The ACT's Chief Police Officer (CPO) Ray Johnson has described more than 100 illegal accesses of metadata as an "administrative oversight".
A Commonwealth Ombudsman report revealed ACT Policing accessed metadata 116 times without proper authorisation in October 2015.
It also found police in Western Australia obtained the metadata of at least one journalist without obtaining a valid warrant.
Assistant Commissioner Johnson said changes made to the Telecommunications (Interception and Access) Act in 2015 meant the AFP member who gave the authorisations had not actually been approved to do so.
"The member who was doing the authorisations continued doing so in good faith, on the basis of operational need ... until the problem was discovered and it was reported to the Ombudsman," he said.
The 2015 legislative changes forced telecommunication companies to hold internet and phone records for up to two years so the information could be accessed as part of criminal investigations.
Domestic intelligence and police agencies could then be granted access to the metadata and could also apply for a warrant to access journalist's information.
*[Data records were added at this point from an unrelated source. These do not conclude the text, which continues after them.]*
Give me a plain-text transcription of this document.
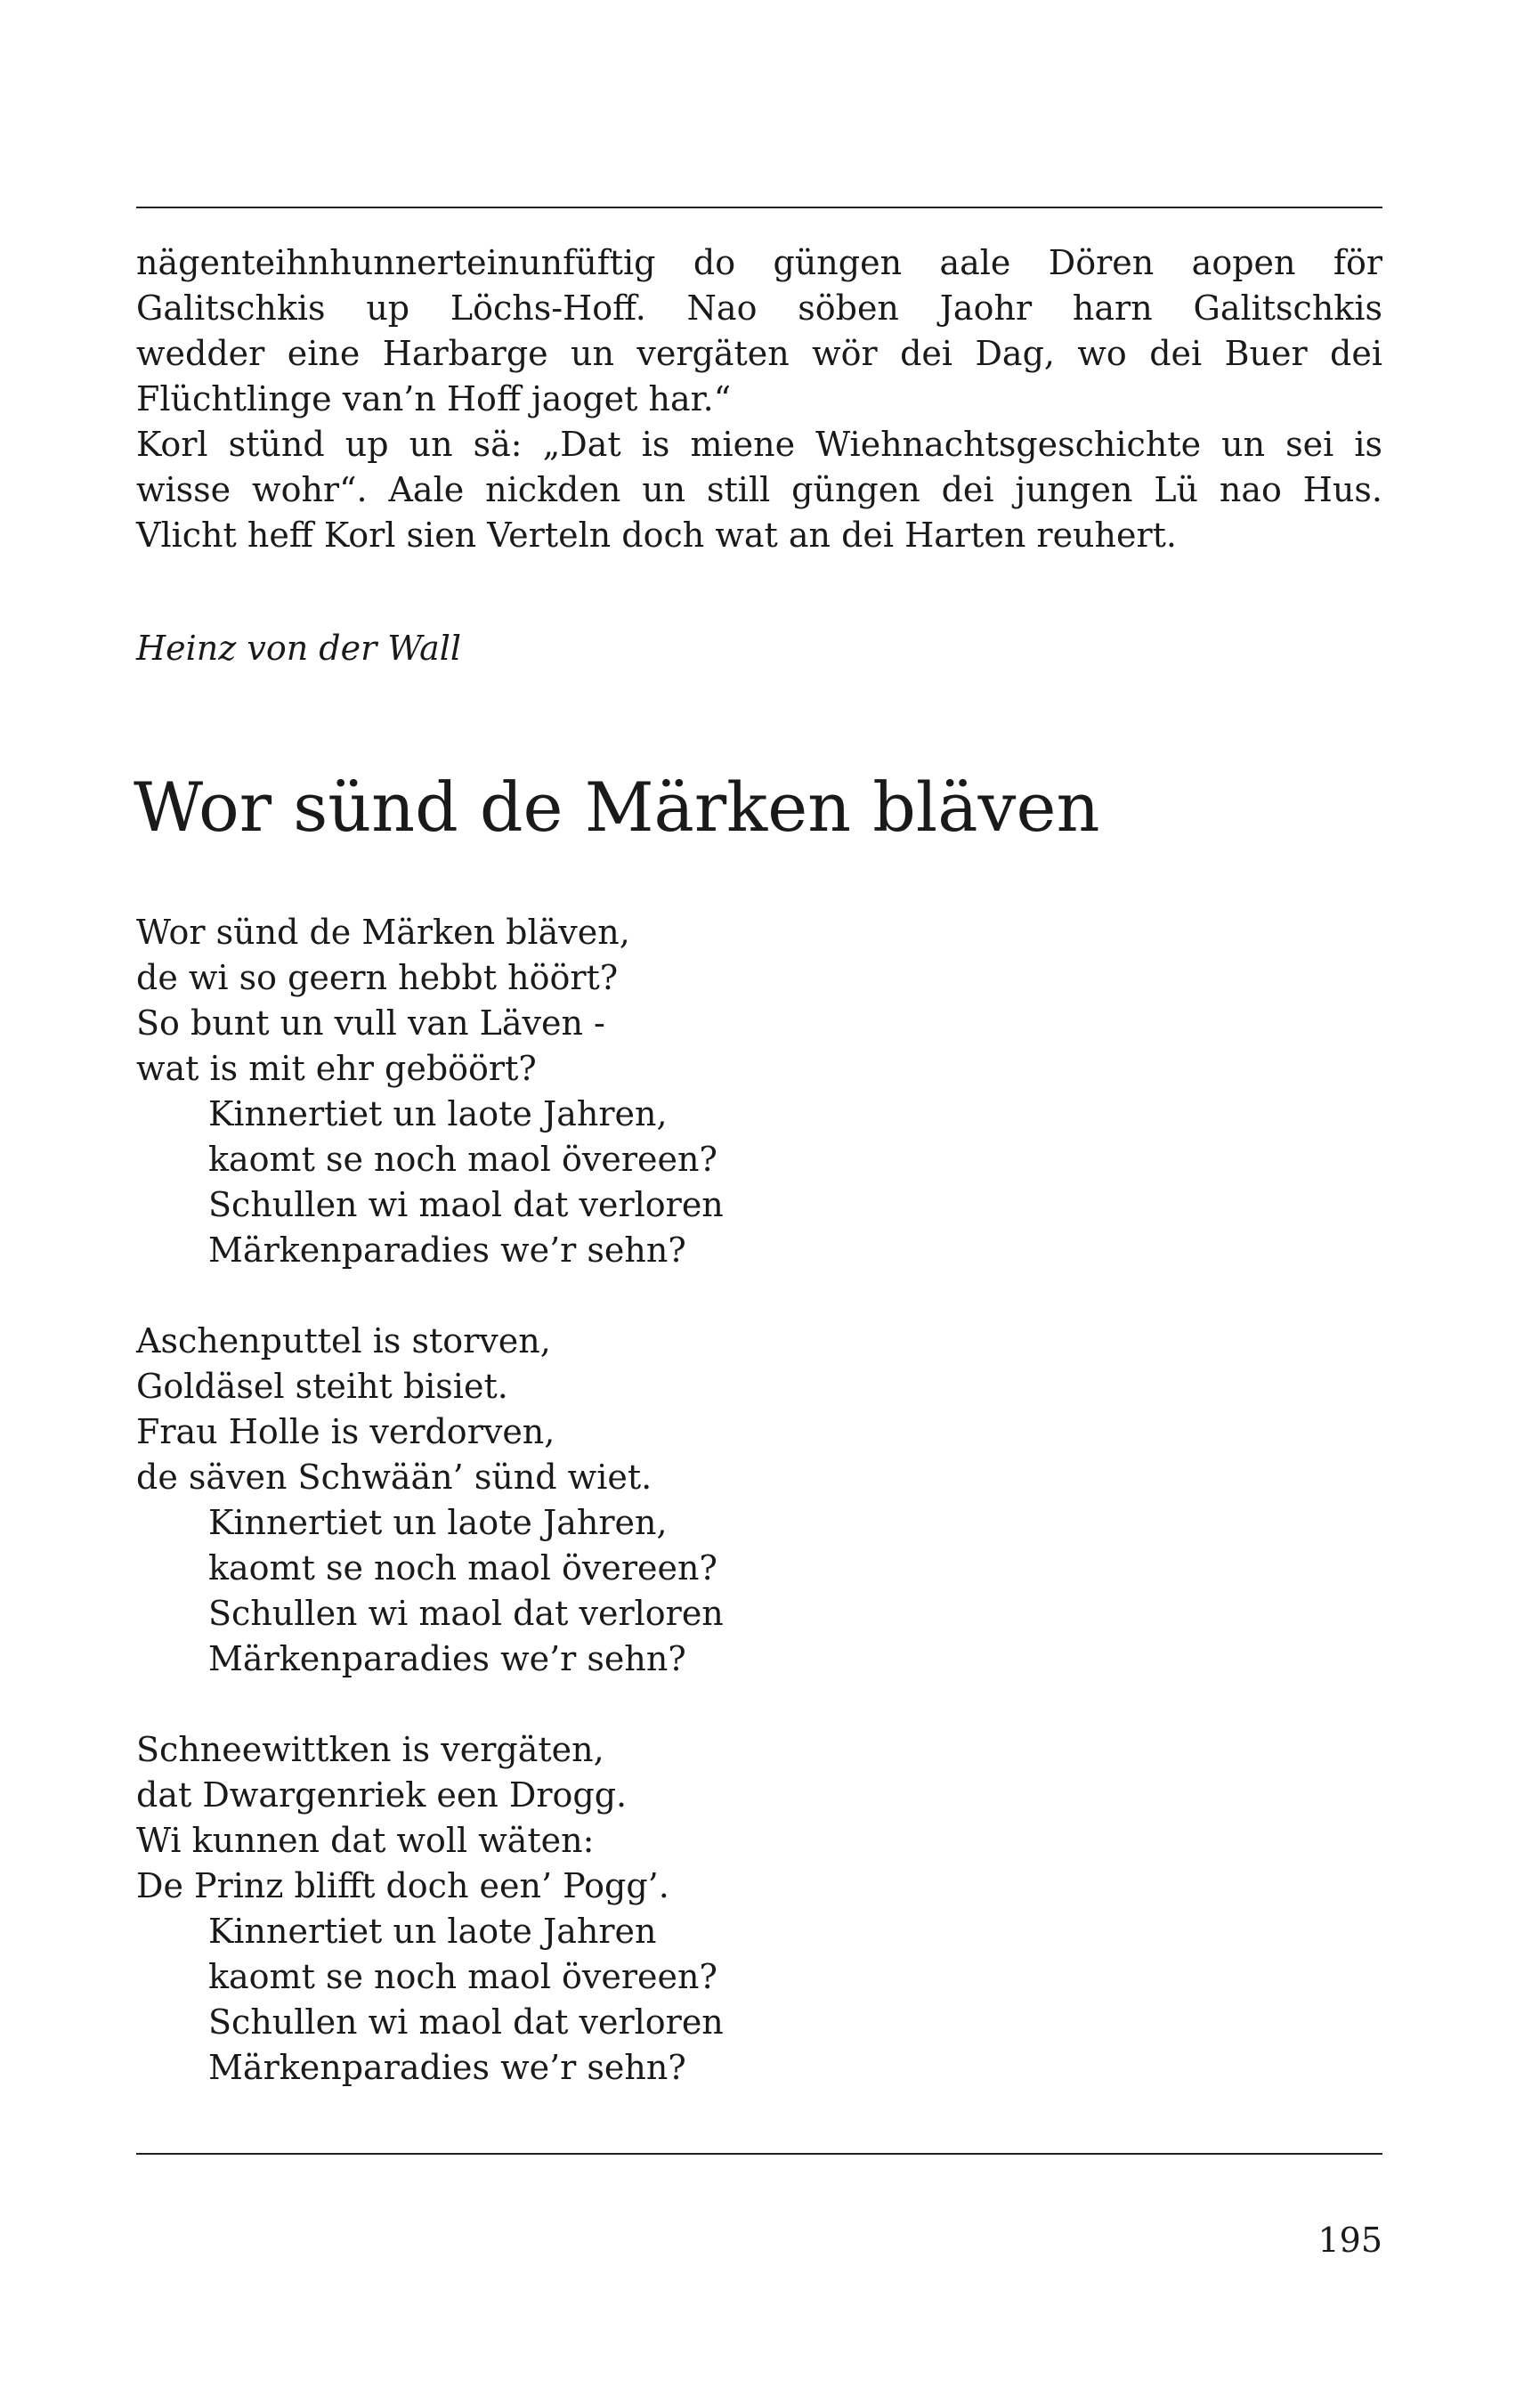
nägenteihnhunnerteinunfüftig do güngen aale Dören aopen för
Galitschkis up Löchs-Hoff. Nao söben Jaohr harn Galitschkis
wedder eine Harbarge un vergäten wör dei Dag, wo dei Buer dei
Flüchtlinge van’n Hoff jaoget har.“
Korl stünd up un sä: „Dat is miene Wiehnachtsgeschichte un sei is
wisse wohr“. Aale nickden un still güngen dei jungen Lü nao Hus.
Vlicht heff Korl sien Verteln doch wat an dei Harten reuhert.

Heinz von der Wall

Wor sünd de Märken bläven
Wor sünd de Märken bläven,
de wi so geern hebbt höört?
So bunt un vull van Läven -
wat is mit ehr geböört?
Kinnertiet un laote Jahren,
kaomt se noch maol övereen?
Schullen wi maol dat verloren
Märkenparadies we’r sehn?
Aschenputtel is storven,
Goldäsel steiht bisiet.
Frau Holle is verdorven,
de säven Schwään’ sünd wiet.
Kinnertiet un laote Jahren,
kaomt se noch maol övereen?
Schullen wi maol dat verloren
Märkenparadies we’r sehn?
Schneewittken is vergäten,
dat Dwargenriek een Drogg.
Wi kunnen dat woll wäten:
De Prinz blifft doch een’ Pogg’.
Kinnertiet un laote Jahren
kaomt se noch maol övereen?
Schullen wi maol dat verloren
Märkenparadies we’r sehn?

195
Assistant Commissioner Johnson assured no journalist's data was accessed by ACT police.
"These are normal criminal investigations, perhaps missing people, normal business of community policing," he said.
"Everything from armed robberies to stolen bikes — a range of things that would have been investigated by ACT Policing."
Assistant Commissioner Johnson said the error was reported as soon as it was discovered and an authorised officer had since been appointed.
"I'm confident that the processes are now in place to make sure that under that legislation we comply," he said.
"We all understand that these are powers given to police by the community, we're entrusted with them and we desperately don't want to make mistakes with it."
AFP slow to implement Ombudsman's recommendations
The Ombudsman suggested the Australian Federal Police (AFP) — which runs ACT Policing — quarantine all telecommunications data obtained under the illegal authorisations from further use and communication.
The AFP accepted the recommendation but the report noted it "did not act to quarantine the affected data at that time, which resulted in additional use and communication of the data".
It was not until the Ombudsman's office contacted the AFP in February 2018 to follow up on remedial action that some of the affected data was quarantined.
The data still was not fully quarantined by April last year and the "AFP advised it was seeking legal advice regarding the use of the affected telecommunications data".
"Due to the scale of this non-compliance, we will continue to monitor this issue closely with the AFP," the report said.
Assistant Commissioner Johnson said the material had now been quarantined "apart from a handful that we're working with the Ombudsman on".
Metadata retention laws are currently being reviewed by the Parliamentary Joint Committee on Intelligence and Security.